This “unconference”-style workshop will generate strategies for mobilizing the expertise at AoIR to address a pressing problem facing scholars, researchers and teachers. In recent years, academic workers, especially junior, untenured, adjunct faculty and graduate instructors, have been increasingly targeted by organized campaigns from far-right, white supremacist and sexist groups aimed at denying them academic freedom, jobs, and sometimes safety. (Embrick & Brunsma, 2017) Many campaigns have their roots in earlier racist and antifeminist movements that relied on the internet to generate energy and coordinate attacks (such as gamergate and #endfathersday). Some are now coordinated by organizations like TPUSA and Campus Reform. Unfortunately many university administrations and departments appear woefully uninformed by the latest and best scholarship on how such campaigns work. (Cuevas, 2017; Ferber, 2017, p. 40), and responses have mainly been fragmentary and individual. So far, university’ responses have sometimes constrained academic freedom (American Association of University Professors, 2017; Schmidt, 2017), and people have lost their jobs, faced harassment, death threats and other threats of violence. (Henry, 2017) These threats have especially targeted the most vulnerable and least represented: faculty of color and white women, queer faculty, and faculty with citizenship outside their country of employment.(Mason, 2017) These campaigns endanger the quality of teaching and research, including its ability to represent and serve diverse communities and work against white supremacy, against sexism, against antisemitism, and against fascism.
This (un)workshop focuses especially on collective, institutional and organizational responses to support vulnerable academic workers, and will generate a list of possible actions and working groups focused on pursuing them beyond the boundaries of the workshop: preparing people to offer expert advice and analysis to universities, coordinating with relevant unions and professional organizations, writing letters to the editor or providing experts who can speak in an informed way on TV, radio or in other media platforms. Organizers and participants will bring expertise and experience from within and outside the academy.
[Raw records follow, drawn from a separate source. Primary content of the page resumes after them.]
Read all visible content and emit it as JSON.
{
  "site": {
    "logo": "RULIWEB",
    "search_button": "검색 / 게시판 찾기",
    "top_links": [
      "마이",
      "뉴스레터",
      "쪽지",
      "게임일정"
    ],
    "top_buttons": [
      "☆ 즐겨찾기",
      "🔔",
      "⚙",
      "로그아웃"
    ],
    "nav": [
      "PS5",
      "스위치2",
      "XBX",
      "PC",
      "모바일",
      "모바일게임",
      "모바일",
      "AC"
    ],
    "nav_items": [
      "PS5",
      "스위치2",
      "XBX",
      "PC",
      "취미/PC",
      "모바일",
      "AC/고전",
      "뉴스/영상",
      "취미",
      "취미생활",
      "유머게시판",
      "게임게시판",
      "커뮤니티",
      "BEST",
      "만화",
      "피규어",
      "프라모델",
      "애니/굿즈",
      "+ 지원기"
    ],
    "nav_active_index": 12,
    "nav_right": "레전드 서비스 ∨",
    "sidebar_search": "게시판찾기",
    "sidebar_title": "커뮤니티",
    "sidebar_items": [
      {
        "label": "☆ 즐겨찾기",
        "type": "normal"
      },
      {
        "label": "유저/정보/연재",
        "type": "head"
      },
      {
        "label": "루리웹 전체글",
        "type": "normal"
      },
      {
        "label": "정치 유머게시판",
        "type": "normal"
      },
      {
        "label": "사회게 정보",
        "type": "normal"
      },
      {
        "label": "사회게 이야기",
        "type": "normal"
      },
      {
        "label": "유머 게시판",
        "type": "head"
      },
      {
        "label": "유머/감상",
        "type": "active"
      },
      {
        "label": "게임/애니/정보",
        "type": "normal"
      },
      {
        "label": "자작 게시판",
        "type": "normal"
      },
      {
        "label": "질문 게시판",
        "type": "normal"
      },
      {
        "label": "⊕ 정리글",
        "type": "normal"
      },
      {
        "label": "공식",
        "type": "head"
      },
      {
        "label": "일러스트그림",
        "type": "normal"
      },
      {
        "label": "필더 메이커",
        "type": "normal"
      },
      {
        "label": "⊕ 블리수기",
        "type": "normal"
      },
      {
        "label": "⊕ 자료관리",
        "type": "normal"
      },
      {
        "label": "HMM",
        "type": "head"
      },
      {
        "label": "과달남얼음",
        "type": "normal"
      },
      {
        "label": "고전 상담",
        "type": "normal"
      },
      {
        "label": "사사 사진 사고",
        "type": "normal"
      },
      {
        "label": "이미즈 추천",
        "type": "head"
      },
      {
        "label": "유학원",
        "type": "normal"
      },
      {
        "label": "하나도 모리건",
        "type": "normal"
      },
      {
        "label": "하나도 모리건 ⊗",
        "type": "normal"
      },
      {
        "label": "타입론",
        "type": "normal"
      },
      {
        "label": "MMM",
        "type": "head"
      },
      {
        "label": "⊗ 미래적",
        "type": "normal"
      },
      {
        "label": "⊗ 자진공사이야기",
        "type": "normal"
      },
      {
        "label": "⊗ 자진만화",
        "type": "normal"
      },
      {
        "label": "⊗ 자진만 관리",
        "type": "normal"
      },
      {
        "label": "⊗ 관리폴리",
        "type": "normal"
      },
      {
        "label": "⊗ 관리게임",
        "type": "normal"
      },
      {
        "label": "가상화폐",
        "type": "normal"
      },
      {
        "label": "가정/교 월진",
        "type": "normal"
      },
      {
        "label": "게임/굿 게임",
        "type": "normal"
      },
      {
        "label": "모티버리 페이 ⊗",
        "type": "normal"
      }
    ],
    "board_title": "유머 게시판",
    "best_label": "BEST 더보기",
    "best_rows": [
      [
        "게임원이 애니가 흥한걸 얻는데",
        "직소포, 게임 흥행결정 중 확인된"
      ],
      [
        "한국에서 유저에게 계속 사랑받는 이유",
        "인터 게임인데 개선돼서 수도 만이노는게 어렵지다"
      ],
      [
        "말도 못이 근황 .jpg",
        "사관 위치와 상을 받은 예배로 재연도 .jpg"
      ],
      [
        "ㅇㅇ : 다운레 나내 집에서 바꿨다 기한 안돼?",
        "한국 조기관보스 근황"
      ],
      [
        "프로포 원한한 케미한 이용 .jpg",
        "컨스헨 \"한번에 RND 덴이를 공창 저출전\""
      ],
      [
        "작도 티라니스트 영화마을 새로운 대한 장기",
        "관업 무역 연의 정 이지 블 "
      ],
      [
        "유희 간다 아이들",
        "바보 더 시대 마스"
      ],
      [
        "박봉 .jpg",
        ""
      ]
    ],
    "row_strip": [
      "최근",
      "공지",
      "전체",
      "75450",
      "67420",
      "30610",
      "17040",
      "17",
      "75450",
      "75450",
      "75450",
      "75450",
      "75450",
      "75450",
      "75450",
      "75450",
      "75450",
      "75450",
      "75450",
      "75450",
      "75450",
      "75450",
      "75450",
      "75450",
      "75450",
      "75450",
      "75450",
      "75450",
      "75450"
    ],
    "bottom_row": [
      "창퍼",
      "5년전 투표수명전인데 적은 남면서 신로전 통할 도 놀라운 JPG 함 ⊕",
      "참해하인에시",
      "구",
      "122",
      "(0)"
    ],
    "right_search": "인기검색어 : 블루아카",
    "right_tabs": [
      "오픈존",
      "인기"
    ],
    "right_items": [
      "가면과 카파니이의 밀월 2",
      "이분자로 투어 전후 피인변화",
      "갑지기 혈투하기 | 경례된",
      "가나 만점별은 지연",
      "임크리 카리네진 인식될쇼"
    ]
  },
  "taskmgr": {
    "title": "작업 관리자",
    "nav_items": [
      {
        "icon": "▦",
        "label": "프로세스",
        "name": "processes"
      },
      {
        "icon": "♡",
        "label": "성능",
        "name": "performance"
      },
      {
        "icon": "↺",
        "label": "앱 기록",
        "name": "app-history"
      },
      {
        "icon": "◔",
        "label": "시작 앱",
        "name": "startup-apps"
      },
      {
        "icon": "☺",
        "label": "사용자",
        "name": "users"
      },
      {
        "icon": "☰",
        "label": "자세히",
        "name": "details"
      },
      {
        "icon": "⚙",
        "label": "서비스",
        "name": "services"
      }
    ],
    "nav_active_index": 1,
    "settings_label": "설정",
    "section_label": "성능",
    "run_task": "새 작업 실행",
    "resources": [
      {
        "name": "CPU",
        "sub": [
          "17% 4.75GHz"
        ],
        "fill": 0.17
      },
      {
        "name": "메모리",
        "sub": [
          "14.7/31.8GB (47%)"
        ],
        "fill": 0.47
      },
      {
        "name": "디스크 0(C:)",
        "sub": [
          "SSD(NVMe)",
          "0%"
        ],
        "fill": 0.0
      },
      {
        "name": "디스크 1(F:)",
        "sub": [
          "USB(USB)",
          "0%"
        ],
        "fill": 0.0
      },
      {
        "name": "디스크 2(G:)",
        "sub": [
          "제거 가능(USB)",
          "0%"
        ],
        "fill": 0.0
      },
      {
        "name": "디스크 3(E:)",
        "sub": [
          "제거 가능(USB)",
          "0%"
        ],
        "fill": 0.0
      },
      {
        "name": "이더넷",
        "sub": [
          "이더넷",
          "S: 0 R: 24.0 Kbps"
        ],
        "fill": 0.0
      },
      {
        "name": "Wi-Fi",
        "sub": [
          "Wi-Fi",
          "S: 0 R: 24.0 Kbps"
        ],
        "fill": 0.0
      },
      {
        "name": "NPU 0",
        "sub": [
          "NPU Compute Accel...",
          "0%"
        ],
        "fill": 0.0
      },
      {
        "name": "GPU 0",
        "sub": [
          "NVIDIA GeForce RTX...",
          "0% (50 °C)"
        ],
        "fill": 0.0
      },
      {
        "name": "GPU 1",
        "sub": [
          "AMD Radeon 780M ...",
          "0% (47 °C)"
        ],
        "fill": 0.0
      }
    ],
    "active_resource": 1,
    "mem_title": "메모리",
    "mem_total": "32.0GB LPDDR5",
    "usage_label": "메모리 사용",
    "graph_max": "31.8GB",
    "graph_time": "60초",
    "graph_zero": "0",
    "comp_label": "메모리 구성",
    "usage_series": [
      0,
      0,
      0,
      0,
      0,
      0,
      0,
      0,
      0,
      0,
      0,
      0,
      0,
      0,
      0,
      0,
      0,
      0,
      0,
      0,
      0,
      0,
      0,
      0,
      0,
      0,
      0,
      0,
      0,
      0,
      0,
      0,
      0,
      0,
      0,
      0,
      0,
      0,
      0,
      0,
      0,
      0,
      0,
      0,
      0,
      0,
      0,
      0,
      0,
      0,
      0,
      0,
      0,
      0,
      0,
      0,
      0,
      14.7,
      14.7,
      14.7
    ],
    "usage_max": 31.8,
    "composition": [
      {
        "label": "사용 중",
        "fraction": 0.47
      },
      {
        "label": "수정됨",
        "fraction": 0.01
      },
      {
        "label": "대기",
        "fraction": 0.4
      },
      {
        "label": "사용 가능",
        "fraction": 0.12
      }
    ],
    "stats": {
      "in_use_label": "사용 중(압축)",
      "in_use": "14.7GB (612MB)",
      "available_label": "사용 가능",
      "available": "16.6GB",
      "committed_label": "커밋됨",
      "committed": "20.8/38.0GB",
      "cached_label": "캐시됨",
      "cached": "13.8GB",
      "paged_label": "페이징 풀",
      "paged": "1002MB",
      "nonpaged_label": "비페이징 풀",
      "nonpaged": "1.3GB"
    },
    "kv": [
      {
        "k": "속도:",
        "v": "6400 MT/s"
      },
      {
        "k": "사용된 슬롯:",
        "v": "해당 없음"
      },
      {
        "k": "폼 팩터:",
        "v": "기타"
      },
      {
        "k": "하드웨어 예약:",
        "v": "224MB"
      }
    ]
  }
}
AoIR is well situated to provide scholarly and professional expertise and analysis to universities, departments, unions, and media in order to reverse this dynamic, and to provide some institutional support for individuals whose institutions may not recognize what is at stake or wish to minimize confrontation at the expense of vulnerable employees.
Outcomes for the workshop include but are not limited to:
1) Working groups on prioritized issues, including outreach to people not present.
2) A list of institutional and collective resources that can be mobilized by AoIR members including ideas for how to mobilize them
3) Templates for op-eds, letters to administrators and press releases
4) A list of other institutions/organizations that we could link up with and/or pressure as members or experts
5) A group of people who can collect and evaluate existing lists of “best practices” to be deployed by individuals and departments before, during, and after these kinds of attacks
6) A skeleton response framework for how to mobilize collective responses.